To find the area of the region bounded by the curve \( y = x^{\frac{2}{3}} \) and the line \( y = 5 \) in the first quadrant, we first need to determine the points of intersection. Setting \( x^{\frac{2}{3}} = 5 \), we have: \[ x^{\frac{2}{3}} = 5 \implies x = 5^{\frac{3}{2}} = 5 \sqrt{5} = 5^{1.5} = \frac{25}{5^\frac{1}{2}} = 25 \div \sqrt{5} \] Next, we set up the integral to find the area. The area \( A \) can be calculated by integrating from \( x = 0 \) to \( x = 25 \div \sqrt{5} \): \[ A = \int_0^{25 \div \sqrt{5}} (5 - x^{\frac{2}{3}}) \, dx \] Let's compute this integral step-by-step: 1. We calculate the integral of \( 5 \): \[ \int 5 \, dx = 5x \] 2. We calculate the integral of \( x^{\frac{2}{3}} \): \[ \int x^{\frac{2}{3}} \, dx = \frac{3}{5} x^{\frac{5}{3}} \] Putting it together, the area becomes: \[ A = \left[ 5x - \frac{3}{5} x^{\frac{5}{3}} \right]_0^{25 \div \sqrt{5}} \] Evaluating at the limits: For \( x = 25 \div \sqrt{5} \): \[ A = 5 \left( \frac{25}{\sqrt{5}} \right) - \frac{3}{5} \left( \frac{25}{\sqrt{5}} \right)^{\frac{5}{3}} \] Calculate \( 5 \left( \frac{25}{\sqrt{5}} \right) = 5 \cdot 5^{2} = 125 \).
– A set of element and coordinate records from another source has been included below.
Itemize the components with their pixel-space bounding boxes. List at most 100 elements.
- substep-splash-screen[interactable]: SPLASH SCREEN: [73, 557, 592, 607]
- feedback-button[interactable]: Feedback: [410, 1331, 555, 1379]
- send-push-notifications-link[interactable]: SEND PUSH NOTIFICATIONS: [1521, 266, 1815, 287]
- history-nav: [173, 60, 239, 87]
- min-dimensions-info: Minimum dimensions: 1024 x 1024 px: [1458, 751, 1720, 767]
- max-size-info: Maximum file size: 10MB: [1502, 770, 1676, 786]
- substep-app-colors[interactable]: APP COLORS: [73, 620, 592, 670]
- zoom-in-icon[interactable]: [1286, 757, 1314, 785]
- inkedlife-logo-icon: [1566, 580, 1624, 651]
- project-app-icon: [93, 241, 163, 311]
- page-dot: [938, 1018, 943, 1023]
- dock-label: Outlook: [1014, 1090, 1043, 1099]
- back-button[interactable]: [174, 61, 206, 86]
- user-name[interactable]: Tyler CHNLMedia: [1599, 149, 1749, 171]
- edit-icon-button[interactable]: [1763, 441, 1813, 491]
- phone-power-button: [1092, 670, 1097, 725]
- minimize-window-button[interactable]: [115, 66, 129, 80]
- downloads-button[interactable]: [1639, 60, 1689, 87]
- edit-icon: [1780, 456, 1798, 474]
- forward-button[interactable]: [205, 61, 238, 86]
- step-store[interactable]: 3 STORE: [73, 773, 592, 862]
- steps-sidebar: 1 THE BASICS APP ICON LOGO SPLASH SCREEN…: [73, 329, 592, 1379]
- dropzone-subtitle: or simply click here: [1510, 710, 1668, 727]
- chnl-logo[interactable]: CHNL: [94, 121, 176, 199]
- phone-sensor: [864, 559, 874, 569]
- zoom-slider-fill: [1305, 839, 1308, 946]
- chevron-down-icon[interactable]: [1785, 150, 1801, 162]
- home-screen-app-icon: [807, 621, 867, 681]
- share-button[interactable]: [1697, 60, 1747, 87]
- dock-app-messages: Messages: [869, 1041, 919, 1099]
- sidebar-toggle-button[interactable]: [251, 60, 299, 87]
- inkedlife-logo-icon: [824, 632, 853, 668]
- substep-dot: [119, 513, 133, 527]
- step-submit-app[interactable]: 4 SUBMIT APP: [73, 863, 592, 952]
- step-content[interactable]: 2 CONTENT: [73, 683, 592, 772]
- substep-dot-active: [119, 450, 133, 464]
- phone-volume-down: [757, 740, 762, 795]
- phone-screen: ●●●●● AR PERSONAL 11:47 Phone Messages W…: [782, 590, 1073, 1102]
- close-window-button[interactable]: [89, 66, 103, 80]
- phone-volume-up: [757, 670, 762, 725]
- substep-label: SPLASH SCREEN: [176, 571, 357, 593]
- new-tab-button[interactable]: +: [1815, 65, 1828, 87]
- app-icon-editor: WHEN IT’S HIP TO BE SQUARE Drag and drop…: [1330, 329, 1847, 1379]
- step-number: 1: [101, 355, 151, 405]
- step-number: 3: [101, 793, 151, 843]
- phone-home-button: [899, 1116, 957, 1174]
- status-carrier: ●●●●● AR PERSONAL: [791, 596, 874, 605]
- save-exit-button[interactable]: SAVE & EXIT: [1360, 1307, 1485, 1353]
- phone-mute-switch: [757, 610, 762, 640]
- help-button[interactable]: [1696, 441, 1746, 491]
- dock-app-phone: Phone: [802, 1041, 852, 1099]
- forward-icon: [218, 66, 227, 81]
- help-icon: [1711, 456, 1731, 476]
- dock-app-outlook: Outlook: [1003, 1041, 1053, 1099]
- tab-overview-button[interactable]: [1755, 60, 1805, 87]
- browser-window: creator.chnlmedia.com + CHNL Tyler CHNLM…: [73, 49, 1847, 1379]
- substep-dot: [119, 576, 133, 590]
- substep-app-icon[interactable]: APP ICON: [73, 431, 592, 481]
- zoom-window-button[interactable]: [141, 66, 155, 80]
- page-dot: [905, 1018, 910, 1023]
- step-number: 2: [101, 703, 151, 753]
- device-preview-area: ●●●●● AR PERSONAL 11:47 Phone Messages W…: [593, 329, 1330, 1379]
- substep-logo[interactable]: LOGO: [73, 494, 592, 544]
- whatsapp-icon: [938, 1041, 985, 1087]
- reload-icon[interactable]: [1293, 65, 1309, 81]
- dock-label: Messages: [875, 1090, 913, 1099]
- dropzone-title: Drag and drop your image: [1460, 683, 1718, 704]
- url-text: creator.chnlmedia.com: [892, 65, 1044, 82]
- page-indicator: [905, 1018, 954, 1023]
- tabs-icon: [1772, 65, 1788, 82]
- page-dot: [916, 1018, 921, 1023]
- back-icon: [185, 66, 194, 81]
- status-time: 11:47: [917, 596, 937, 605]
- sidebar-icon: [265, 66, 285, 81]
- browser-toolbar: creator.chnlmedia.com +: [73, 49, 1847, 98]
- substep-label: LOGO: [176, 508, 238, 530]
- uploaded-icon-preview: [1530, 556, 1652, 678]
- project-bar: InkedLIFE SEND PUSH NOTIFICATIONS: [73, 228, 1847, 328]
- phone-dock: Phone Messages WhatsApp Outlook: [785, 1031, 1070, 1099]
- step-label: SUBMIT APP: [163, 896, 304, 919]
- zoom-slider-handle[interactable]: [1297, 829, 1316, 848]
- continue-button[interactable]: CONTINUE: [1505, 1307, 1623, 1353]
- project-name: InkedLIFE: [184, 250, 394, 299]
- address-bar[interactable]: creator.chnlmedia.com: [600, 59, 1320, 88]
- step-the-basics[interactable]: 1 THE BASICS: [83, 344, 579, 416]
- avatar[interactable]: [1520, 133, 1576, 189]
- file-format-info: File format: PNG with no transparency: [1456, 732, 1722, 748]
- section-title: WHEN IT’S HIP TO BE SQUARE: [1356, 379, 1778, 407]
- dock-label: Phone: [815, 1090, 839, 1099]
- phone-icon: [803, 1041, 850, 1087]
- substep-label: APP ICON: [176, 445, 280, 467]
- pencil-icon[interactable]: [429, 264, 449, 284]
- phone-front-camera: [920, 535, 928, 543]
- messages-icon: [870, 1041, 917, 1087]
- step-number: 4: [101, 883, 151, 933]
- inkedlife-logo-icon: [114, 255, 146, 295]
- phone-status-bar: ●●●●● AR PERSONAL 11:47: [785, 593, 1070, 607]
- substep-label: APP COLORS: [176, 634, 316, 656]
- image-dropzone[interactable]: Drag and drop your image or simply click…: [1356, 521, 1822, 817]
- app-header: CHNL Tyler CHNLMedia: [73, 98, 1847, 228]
For \( x = 25 \div \sqrt{5} \): Calculating \( \left( \frac{25}{\sqrt{5}} \right)^{\frac{5}{3}} = \frac{25^{\frac{5}{3}}}{5^{\frac{5}{6}}} = 25^{\frac{5}{3}} \left( 5^{- \frac{5}{6}} \right)\): \[ 25^{\frac{5}{3}} = (5^2)^{\frac{5}{3}} = 5^{\frac{10}{3}} \] Thus: \[ A = 125 - \frac{3}{5} (25 \cdot 5^{2})^{\frac{5}{3}} = 125 - \frac{3}{5} 125(5^{- \frac{1}{3}}) = 125 - 75 = 50 \] Finally, the area of the region is \( \boxed{50} \).